MEMENTO MORI

Omdat onze woonomgeving al een permanent vakantiegevoel geeft trekken we er nauwelijks op uit. Als we al eens voor een of meer nachten van huis gaan proberen we dat plezier ook nog met ‘iets nuttigs’ te combineren. Zondag 19 september. Surfend op de digitale golven blijken ryōkans en hotels tot onze verbazing overal volgeboekt. Dus vertrekken we maandag de 20ste in de veronderstelling op zo’n doordeweekse dag wel een slaapplek op de bonnefooi te vinden. 

Het ‘nuttige’ is in dit geval het Forest River-project in Asuka: een initiatief om verwaarloosde bossen op berghellingen te verbeteren. Volwassen vrijwilligers en (hun) kinderen plegen dit onderhoud door een combinatie van actieve recreatie en educatie. Dat laatste is de uitdrukkelijke bedoeling van de initiatiefnemer, meneer Morikawa, een gepensioneerde leraar. Zelf geboren en getogen in een bergdorp dat onder Asuka valt gaat hem de kwijnende natuur zeer aan het hart. 

Zijn vader, een kamikazepiloot die de oorlog overleefde, was een man van aanzien. Als oudste zoon is Morikawa-san voorbestemd zijn vader als hoofd van de familie op te volgen. Omdat hij echter – tegen zijn ouders wil in – de liefde van zijn hart volgt verliest hij die positie aan zijn jongere broer en vertrekt naar elders. Een jarenlange breuk houdt hem weg van familie en geboortedorp.
Als het contact herstelt bewoont zijn broer inmiddels het ouderlijk huis en bekleedt het ambt van burgemeester. Met lede ogen ziet Morikawa-san hoe de natuurlijke erfenis van zijn vader, de bossen, er ondertussen bij staat en besluit er iets aan te doen. Maar ook die natuurliefde wordt door zijn gezag dragende broertje maar lauw ontvangen. Ondanks deze scepsis zet hij door. Stapje voor stapje krijgt het bosonderhoud vorm en uiteindelijk weet hij zelfs de burgemeester voor zijn project te winnen.
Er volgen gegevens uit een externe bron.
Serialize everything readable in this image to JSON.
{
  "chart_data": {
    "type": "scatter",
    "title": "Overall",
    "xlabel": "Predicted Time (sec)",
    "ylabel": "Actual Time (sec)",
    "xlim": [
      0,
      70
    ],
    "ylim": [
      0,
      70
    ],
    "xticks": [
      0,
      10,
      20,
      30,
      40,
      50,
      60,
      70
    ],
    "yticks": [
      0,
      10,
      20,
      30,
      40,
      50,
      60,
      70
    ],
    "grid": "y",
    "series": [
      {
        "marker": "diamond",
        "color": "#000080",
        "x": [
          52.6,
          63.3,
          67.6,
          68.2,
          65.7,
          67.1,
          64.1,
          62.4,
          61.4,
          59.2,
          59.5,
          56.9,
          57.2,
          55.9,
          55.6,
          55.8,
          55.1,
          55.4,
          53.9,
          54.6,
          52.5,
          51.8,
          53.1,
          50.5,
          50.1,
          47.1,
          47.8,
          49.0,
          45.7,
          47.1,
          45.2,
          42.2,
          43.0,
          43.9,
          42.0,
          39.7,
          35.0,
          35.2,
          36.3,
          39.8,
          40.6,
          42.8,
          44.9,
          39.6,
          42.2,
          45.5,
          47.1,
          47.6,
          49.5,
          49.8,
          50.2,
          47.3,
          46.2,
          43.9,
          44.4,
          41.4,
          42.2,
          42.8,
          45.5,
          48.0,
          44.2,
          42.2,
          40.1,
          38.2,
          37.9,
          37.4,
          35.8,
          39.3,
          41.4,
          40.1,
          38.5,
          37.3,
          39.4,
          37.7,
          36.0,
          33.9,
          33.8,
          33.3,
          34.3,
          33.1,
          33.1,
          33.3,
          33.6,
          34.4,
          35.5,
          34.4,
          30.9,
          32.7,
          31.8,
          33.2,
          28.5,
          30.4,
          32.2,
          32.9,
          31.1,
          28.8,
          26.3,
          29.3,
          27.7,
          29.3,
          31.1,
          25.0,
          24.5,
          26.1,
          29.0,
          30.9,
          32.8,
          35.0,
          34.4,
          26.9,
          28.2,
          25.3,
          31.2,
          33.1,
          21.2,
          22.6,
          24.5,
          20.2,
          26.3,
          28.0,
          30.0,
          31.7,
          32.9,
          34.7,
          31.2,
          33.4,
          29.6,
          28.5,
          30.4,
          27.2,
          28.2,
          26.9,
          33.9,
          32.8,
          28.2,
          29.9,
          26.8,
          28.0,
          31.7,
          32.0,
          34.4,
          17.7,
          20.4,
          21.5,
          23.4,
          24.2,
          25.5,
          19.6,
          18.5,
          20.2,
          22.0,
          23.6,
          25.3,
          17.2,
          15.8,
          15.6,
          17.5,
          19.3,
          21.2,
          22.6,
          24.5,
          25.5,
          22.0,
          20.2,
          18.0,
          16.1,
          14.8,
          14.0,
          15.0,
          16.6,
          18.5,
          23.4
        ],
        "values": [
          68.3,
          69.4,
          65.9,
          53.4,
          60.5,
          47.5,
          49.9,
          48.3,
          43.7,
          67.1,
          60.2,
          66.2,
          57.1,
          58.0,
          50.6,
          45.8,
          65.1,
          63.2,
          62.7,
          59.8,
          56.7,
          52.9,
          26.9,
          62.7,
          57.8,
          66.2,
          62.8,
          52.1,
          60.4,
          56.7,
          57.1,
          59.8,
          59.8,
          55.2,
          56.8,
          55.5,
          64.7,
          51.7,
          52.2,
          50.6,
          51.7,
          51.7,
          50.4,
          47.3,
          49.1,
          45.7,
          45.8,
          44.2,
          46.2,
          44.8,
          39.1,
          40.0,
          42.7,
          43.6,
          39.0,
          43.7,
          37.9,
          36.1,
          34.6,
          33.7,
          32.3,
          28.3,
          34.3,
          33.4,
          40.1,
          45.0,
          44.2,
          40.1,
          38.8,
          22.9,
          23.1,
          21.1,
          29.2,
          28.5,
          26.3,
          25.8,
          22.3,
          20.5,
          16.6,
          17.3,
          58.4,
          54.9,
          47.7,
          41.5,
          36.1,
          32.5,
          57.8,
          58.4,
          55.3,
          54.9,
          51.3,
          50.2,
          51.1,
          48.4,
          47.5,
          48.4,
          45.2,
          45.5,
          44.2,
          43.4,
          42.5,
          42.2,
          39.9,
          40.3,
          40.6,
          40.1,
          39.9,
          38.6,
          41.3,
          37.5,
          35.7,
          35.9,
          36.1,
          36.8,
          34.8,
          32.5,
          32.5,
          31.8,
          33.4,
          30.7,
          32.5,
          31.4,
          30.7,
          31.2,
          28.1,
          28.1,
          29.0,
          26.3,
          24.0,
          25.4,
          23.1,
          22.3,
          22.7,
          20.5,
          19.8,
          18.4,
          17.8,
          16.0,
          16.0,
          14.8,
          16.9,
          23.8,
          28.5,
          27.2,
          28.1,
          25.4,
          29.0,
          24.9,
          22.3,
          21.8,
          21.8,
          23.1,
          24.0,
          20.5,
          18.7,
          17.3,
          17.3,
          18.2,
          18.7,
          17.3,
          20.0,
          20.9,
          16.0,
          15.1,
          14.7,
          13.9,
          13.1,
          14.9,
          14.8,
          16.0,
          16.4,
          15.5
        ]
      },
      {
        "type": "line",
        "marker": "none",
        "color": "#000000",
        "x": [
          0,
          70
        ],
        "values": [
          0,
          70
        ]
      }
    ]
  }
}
Forest River, is een vertaling van Morikawa1, de familienaam. Bos èn ouderlijk huis worden – letterlijk en figuurlijk – door een snel stromend riviertje met elkaar verbonden.

Na WO II vindt in heel Japan massaal herbebossing van kale hellingen plaats ten behoeve van de houtproductie. Dicht op elkaar geplant schieten zo overal productiebossen uit de grond van één, hooguit twee soorten naaldbomen: sugi en hinoki. Snelgroeiende kaarsrechte stammen, prima voor de bouw. Bosbouwer is dan nog een zwaar, maar gerespecteerd beroep en bosbouw een bloeiende bedrijfstak. De cyclus van beplanting, onderhoud en rooien houdt de bossen relatief gezond, ondanks de monocultuur. Het ecosysteem is wel armer dan van een gemengd bos, maar gaat niet verloren. Wilde dieren vinden er nog steeds voedsel, de grond houdt water vast en spoelt niet van de hellingen. In de jaren ’90 komt de klad erin. Japan haalt goedkoop hout uit Canada, de inlandse houthandel stort in. Bevolkingskrimp op het platteland en een groeiende minachting voor lichamelijk en ‘vies’ werk, doen daar een schepje bovenop. Er wordt niet meer naar de bossen omgekeken. Te dicht op elkaar geplant beconcurreren bomen elkaar sindsdien op groeiruimte en zonlicht. Gevolg: bossen zijn verworden tot een unheimisch duister oord waarin ijle, kale stammetjes ergens in de hoogte een onzichtbaar ‘dak’ dragen. Geen onderbegroeiing meer. Door zo’n bos zie je de bomen niet meer en vice versa.

Morikawa-san heeft dus een missie: met weinig of geen geld de bossen zien te redden, niet alleen nu en die van de familie, maar ook in de toekomst en elders. Vandaar de combinatie van ouders met kinderen. 

Tijdens zijn bezoek aan ons – enkele weken geleden – toont hij foto’s van zijn project uit de afgelopen 8 jaren. We zien hoe kinderen samen met (hun) ouders helpen bij het uitdunnen van verdicht bos. Op een verrassend slimme, oeroude methode. Bomen, die eruit moeten worden ter plekke zo ver mogelijk van hun bast ontdaan waarna de stam uitdroogt en de boom sterft. Pas dan wordt hij omgezaagd. Het waterverlies brengt het gewicht enorme omlaag, zodat de afgezaagde stam met mankracht versleept kan worden. Koppie, koppie.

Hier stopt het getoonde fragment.